The Man Who Shot Liberty Valance (1962) Poster
THE MAN WHO SHOT LIBERTY VALANCE (1962) A–
dir. John Ford
A western about memory, myth, and the uneasy passage of time—The Man Who Shot Liberty Valance finds John Ford dismantling the genre he helped build. It’s a film about who gets credit, who takes the blame, and how stories become history. There’s still gunfire, but the real tension is political: courtroom speeches, newspaper print, backroom deals—the slow bureaucratization of the American West. James Stewart plays Ransom Stoddard, a lawyer from the East who shows up in the dusty town of Shinbone carrying a law book and a firm belief in due process. It doesn’t take long for that idealism to get him beaten bloody by Liberty Valance (Lee Marvin), a whip-wielding thug with no patience for courts, rules, or anything that doesn’t end in violence. Stoddard wants justice through the system. The system is still under construction. Tom Doniphon (John Wayne) already knows how this ends. A local rancher and veteran of rougher times, he represents the older way—quieter, quicker, more final. He doesn’t exactly welcome Stoddard, but he doesn’t let him die either. With a sheriff too bumbling to intervene (Andy Devine), Doniphon becomes the town’s only real defense against Valance—though he won’t be the one remembered for it. The showdown is tense, but it’s the aftermath that matters. Marvin makes Valance dangerous not just for his cruelty, but for how casually he wields it. Stewart brings wounded civility, Wayne brings a kind of grave resignation, and Ford directs like he’s disassembling a monument plank by plank. The final reveal doesn’t shock—it cools everything that came before. The legend was cleaner than the truth, so the legend stuck. That’s not irony. That’s how history gets written.
Starring: James Stewart, John Wayne, Lee Marvin, Vera Miles, Edmond O’Brien, Andy Devine.
Not Rated. Paramount Pictures. USA. 123 min.
The Man with One Red Shoe (1985) Poster
THE MAN WITH ONE RED SHOE (1985) C–
dir. Stan Dragoti
Not even peak-era Tom Hanks can rescue this limp farce from its own misplaced faith in quirk over coherence. A remake of the well-regarded 1972 French comedy The Tall Blond Man with One Black Shoe, this American version swaps out black for red—because, apparently, brighter means funnier. It doesn’t.
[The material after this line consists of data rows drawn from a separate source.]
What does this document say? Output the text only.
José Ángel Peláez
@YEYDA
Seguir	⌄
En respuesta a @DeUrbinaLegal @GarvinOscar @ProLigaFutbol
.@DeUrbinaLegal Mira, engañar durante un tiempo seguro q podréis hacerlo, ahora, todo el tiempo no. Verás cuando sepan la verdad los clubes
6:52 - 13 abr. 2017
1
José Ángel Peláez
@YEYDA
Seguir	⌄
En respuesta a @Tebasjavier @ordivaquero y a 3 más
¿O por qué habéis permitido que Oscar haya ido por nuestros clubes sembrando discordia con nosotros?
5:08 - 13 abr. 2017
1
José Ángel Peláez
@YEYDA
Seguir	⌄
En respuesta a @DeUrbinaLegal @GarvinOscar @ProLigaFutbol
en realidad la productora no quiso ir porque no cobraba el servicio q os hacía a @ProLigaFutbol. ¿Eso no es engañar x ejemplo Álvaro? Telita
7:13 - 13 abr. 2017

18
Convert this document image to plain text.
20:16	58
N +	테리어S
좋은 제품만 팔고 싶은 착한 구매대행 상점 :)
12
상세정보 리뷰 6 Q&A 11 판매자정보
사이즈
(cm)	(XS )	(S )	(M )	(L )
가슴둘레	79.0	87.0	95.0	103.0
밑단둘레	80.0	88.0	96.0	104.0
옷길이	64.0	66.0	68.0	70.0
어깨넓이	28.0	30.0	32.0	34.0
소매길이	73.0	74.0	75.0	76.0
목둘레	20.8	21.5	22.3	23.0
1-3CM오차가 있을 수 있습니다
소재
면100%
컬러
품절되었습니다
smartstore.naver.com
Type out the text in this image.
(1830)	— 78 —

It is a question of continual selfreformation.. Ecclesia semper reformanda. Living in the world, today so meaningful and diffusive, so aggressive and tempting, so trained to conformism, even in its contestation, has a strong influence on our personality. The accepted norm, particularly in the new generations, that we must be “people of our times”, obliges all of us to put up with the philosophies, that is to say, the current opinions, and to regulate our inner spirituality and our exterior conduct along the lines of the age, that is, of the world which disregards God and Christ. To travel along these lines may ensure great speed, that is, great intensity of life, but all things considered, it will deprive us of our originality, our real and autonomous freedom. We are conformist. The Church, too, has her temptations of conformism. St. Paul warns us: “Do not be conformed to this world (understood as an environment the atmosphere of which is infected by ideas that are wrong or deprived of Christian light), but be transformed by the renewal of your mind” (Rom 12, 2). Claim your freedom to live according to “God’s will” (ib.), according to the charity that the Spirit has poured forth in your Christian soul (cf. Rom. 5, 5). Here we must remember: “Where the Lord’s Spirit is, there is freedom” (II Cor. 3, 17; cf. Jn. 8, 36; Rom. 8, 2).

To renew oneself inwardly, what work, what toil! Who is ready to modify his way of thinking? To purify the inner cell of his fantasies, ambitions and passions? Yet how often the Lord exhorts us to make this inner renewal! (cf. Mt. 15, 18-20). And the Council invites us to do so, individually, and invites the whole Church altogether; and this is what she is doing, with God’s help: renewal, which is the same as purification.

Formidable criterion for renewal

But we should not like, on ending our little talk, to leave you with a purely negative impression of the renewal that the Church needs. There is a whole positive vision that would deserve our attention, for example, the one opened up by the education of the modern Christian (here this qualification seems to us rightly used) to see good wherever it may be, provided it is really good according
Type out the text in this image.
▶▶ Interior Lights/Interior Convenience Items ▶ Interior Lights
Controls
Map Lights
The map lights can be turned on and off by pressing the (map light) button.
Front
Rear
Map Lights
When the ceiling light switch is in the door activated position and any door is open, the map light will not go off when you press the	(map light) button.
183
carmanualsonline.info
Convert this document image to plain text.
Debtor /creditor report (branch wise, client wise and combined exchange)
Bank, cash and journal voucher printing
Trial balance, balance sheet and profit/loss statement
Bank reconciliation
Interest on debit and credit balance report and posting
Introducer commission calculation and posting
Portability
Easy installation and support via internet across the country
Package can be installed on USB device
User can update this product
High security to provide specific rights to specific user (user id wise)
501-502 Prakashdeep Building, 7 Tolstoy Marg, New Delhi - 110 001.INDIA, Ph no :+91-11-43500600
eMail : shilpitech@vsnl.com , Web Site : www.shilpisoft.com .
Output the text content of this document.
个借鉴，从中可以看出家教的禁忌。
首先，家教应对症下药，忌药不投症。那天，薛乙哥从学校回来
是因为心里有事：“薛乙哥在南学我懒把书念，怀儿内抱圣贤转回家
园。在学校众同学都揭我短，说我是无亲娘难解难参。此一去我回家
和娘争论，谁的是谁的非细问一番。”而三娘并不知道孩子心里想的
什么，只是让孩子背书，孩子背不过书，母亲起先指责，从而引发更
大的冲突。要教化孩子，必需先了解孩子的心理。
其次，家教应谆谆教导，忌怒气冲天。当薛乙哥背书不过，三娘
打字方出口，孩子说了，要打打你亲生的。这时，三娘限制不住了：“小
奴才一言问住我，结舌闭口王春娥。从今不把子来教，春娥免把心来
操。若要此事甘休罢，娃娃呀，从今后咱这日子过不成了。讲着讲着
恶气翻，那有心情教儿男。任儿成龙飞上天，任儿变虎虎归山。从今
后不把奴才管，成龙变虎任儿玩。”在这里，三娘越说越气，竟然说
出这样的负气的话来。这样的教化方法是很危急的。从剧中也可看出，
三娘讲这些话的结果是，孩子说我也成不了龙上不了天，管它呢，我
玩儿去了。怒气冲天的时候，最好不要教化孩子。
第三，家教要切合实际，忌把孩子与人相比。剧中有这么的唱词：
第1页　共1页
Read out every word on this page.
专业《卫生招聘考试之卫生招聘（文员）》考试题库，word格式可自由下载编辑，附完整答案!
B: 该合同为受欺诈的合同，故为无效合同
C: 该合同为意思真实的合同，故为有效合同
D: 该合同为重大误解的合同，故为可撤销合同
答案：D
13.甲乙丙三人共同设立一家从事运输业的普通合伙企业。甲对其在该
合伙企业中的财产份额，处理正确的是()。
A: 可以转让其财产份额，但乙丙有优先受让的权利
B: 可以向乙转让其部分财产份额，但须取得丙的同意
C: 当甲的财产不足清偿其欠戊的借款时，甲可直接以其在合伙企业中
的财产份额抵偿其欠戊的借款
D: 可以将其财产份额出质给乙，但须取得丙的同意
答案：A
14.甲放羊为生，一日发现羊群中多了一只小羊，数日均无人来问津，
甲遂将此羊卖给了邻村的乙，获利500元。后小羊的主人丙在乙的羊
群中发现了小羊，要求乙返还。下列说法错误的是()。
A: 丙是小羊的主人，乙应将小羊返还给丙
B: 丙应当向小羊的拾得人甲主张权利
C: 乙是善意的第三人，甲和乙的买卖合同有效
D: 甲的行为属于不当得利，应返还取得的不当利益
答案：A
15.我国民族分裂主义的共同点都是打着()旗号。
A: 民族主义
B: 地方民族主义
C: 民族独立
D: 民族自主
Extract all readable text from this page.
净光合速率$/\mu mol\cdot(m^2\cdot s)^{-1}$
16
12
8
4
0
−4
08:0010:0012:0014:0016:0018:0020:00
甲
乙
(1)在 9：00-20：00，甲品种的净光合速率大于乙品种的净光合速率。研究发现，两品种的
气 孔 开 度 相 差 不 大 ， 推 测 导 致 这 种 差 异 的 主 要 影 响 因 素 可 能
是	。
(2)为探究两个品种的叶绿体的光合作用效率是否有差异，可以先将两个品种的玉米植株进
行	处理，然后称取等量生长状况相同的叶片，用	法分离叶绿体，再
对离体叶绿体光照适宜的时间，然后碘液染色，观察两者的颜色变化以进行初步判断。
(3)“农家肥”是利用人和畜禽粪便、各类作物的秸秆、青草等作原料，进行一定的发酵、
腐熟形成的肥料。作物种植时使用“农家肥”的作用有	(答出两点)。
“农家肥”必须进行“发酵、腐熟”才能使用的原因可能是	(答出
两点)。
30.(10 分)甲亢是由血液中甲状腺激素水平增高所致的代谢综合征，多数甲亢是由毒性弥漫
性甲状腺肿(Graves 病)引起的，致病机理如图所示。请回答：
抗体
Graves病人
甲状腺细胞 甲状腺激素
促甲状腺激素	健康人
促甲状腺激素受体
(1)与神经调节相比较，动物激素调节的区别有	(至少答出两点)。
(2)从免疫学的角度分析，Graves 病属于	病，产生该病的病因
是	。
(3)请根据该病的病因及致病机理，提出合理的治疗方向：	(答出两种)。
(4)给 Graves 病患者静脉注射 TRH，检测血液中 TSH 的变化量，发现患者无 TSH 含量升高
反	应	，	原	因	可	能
Hanks plays Richard Drew, an absent-minded classical violinist who, by sheer chance, is chosen as a decoy in an internal CIA turf war. The agency’s top brass needs a patsy to throw a rival off the trail of a real investigation, so they point to the first oddball they spot at the airport—a man with mismatched shoes, courtesy of a prank by his bandmates. Richard, naturally, has no clue he’s become the center of a half-baked spy sting. He blithely fiddles through rehearsals, drifts into a fling with a seductive operative (Lori Singer), and never quite notices that a pack of bumbling agents is bugging his toothbrush and tearing apart his laundry. The joke—what little there is—is that his cluelessness reads as world-class espionage to people too incompetent to check twice. On paper, it should be featherweight screwball fun: mistaken identity, pratfalls, secret agents too busy backstabbing each other to notice they’re chasing a nobody. On screen, it sinks faster than it bounces. Hanks is effortlessly likable, but the script relies so much on that charm that it forgets to pack any real jokes worth the effort. A few stray chuckles survive—mostly because Hanks can’t help himself—but nothing sharp enough to pass for a proper spy spoof, or silly enough to work as decent slapstick. Some ideas deserve a second shot. After this one, maybe a third wouldn’t hurt.
Starring: Tom Hanks, Lori Singer, Dabney Coleman, Charles Durning, Carrie Fisher, Jim Belushi, Tom Noonan, David Ogden Stiers.
Rated PG. 20th Century Fox. USA. 92 mins.